While the media has allowed Sen. Rubio to go eight consecutive debates without ever being asked if he stands by his endorsement of the Trans-Pacific Partnership, Sessions has relentlessly pushed candidates to make their positions on the issues that matter to American voters known.

For instance, on Friday, prior to the ABC debate, Sessions issued a questionnaire for candidates—consisting of five straightforward questions related to immigration, trade and crime—so that voters could know where their candidates stand on these critical issues.

Under normal political rules, following his dismal performance in New Hampshire, Rubio’s candidacy would seem purely ceremonial at this point. In the last 40 years, no candidate has won the Republican Party nomination without winning Iowa or New Hampshire.

Yet Rubio not only failed to win either state, but he trailed in third place in Iowa and fifth place in New Hampshire.

By contrast, in 2012 Mitt Romney finished in 2nd place in Iowa and 1st place in New Hampshire. In 2008, John McCain finished 4th in Iowa, but 1st in New Hampshire. In 2000, George W. Bush finished 1st in Iowa and 2nd in New Hampshire. In 1996, Bob Dole finished 1st in Iowa and 2nd in New Hampshire. In 1988, George H.W. Bush finished 3rd in Iowa and 1st in New Hampshire.

As Vox recently noted, “In the past 60 years, no eventual nominee finished worse than second in New Hampshire. (Note: Two weren’t in the race when the New Hampshire primary happened — Hubert Humphrey in 1968 and Estes Kefauver in 1952.) That means that, much like the Iowa caucuses, New Hampshire is more about who won’t be president than who will.”

However, the Party establishment may still be able to resurrect Rubio’s failing campaign. Last night, for example, Fox News’ Megyn Kelly seemed to try to frame Rubio’s disastrous fifth place finish as a “nail-biter” race to third:

Indeed, given Rubio’s enormous backing from the Party establishment and the donor-class, the normal political rules do not seem to apply to Sen. Rubio.

For instance, Sen. Rubio’s signature legislative accomplishment in the Senate was partnering with Barack Obama to develop an immigration agenda opposed by an overwhelming majority of the Republican electorate.

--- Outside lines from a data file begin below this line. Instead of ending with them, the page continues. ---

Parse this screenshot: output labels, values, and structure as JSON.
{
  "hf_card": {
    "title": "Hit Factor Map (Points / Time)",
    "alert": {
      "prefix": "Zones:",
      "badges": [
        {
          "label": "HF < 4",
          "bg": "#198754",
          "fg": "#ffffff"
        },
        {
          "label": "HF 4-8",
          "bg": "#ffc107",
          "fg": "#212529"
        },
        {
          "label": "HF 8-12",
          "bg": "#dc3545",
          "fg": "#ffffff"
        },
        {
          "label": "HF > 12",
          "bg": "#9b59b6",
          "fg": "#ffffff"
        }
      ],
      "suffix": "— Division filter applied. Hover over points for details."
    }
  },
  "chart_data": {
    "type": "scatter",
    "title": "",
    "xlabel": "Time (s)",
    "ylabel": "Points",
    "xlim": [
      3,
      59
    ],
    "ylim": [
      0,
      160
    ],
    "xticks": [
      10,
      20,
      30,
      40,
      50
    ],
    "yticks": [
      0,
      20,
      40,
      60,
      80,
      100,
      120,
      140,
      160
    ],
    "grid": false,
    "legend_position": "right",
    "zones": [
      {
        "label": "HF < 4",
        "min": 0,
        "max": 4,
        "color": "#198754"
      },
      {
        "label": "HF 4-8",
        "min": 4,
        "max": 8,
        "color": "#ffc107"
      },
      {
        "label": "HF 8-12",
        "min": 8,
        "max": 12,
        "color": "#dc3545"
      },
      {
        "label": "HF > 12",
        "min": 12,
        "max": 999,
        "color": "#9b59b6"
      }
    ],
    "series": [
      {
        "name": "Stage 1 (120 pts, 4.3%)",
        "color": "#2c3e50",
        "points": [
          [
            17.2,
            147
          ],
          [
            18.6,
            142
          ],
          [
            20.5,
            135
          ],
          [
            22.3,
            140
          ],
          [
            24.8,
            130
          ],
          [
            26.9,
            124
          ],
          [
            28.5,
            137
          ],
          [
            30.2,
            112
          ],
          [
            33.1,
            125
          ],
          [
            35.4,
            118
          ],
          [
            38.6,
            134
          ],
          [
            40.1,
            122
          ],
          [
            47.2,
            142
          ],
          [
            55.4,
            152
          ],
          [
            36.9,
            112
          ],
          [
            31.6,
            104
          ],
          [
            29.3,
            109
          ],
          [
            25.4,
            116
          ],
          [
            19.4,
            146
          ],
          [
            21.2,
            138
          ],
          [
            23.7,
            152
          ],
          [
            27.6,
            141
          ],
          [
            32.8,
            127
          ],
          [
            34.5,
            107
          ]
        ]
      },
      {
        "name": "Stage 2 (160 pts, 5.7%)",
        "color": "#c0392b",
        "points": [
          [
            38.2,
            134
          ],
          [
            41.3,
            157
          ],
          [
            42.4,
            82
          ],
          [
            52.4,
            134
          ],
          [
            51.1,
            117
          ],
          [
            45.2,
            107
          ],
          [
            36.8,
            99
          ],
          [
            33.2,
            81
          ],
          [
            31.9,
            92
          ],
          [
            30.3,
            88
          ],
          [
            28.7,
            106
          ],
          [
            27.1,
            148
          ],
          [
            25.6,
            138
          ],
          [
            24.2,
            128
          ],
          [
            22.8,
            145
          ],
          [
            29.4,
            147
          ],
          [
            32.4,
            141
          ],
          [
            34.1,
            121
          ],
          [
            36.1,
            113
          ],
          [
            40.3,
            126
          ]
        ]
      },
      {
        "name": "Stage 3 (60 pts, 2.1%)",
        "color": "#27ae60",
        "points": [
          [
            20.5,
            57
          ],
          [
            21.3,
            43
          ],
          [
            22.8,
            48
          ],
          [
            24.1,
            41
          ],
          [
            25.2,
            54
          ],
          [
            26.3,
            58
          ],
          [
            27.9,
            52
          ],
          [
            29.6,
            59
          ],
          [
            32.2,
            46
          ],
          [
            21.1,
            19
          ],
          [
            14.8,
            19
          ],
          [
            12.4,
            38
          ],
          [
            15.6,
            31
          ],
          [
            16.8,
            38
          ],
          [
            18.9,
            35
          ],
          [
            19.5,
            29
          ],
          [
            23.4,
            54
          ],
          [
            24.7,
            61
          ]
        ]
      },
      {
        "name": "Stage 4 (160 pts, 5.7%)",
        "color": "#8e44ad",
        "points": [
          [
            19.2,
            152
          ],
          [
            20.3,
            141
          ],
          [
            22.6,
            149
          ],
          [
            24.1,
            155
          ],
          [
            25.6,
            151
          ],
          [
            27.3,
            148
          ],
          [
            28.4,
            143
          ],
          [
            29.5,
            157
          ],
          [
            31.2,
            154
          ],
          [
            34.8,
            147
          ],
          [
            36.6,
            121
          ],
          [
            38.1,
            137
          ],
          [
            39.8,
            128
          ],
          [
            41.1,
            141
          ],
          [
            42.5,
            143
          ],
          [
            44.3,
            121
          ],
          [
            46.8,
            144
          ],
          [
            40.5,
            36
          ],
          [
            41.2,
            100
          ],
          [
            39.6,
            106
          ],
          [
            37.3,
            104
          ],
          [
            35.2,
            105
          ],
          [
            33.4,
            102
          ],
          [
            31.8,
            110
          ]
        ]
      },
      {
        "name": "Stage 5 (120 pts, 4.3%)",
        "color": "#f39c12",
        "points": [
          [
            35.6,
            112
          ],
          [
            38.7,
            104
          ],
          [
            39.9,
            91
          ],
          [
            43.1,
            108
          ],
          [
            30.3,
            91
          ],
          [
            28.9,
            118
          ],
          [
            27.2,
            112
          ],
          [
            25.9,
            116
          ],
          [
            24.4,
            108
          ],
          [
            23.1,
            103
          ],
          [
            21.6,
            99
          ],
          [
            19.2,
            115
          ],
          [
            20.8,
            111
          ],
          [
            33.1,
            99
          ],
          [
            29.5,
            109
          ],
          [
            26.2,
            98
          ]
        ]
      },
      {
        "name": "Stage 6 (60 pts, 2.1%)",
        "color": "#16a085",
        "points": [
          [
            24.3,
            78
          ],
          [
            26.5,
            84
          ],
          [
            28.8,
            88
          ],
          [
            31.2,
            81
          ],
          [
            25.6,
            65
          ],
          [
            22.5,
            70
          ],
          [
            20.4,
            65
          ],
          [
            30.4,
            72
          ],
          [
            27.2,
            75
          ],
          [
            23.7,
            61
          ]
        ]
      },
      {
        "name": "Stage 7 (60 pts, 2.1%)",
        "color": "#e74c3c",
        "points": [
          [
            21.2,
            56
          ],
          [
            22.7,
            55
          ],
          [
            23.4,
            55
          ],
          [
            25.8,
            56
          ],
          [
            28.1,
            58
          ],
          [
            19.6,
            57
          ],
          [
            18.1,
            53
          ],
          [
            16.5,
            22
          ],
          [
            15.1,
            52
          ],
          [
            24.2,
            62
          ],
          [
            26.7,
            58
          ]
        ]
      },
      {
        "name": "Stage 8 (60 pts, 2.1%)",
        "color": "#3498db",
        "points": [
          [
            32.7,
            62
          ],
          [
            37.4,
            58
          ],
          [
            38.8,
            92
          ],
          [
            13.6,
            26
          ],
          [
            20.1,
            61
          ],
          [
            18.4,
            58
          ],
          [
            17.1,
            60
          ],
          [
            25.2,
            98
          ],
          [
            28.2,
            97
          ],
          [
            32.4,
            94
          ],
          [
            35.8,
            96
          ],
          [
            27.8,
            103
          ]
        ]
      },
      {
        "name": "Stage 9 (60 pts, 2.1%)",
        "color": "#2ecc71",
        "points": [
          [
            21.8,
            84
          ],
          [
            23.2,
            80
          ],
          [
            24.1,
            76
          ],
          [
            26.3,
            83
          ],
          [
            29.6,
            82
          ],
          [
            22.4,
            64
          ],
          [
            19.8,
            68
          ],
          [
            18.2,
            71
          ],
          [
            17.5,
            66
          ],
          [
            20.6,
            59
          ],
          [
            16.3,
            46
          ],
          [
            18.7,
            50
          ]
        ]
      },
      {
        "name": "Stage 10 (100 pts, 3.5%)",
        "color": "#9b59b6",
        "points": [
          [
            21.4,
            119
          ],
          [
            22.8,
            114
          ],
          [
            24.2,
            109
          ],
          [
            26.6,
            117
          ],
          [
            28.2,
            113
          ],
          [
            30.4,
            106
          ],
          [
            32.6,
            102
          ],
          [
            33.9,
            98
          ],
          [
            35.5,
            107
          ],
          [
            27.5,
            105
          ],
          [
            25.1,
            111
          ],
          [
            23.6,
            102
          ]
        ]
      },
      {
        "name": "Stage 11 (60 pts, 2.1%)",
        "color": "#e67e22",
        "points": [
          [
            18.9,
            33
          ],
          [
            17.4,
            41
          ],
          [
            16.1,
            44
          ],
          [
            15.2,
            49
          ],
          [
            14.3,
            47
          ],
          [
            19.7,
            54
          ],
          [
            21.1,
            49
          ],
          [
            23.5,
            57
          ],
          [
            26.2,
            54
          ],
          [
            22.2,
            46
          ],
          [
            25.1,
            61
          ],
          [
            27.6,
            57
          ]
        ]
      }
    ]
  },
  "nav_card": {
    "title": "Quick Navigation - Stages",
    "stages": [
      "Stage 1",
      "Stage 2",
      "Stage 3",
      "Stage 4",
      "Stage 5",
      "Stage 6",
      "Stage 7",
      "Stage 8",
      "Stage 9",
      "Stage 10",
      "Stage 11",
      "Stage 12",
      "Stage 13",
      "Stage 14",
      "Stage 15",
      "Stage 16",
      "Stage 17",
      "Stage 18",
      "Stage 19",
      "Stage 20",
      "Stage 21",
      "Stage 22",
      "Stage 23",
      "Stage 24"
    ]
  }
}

Rubio continues to hold a view on immigration that is opposed by at least 92% of the GOP electorate.

Under normal political rules, it may perhaps be hard to envision such a candidate being considered for the position of the Party’s nominee. For instance, it is hard to imagine the Democratic Party selecting as its nominee a candidate who campaigns on wanting to repeal Obamacare or aggressively opposes some other core tenet of the Party’s progressive base.

The establishment’s effort to buoy Rubio’s candidacy perhaps demonstrates the extent to which the Republican Party’s leadership is donor-driven rather than voter-driven. While Democrat donors represent the interests of their base, Republican donors seem to actively undermine the interests of their base.

For instance, while the media has highlighted the similarities between Rubio and Obama, there is a key difference between the two which often goes undiscussed. Namely, while Obama represented the core views of his base, Rubio represents the interests of his Party’s donor base, not its voter base.

The Republican Party’s allegiance to championing its donors’ interests–which, in many instances, seem to directly contradict the interests of its voters–may perhaps explain the results of last night’s exit polls. Specifically, the exit polling data showed that while only about one in seven Democrats feel “betrayed” by their party, half of Republican voters feel “betrayed” by theirs.

It remains to be seen whether the Party’s elites and establishment media will be able to resurrect Sen. Rubio’s candidacy. However, as Nate Silver has previously observed, the Party establishment’s candidate may be the beneficiary of “a lot of second and third chances” because the Party holds the “power to set the rules of engagement and strategically encourage winnowing of the field.”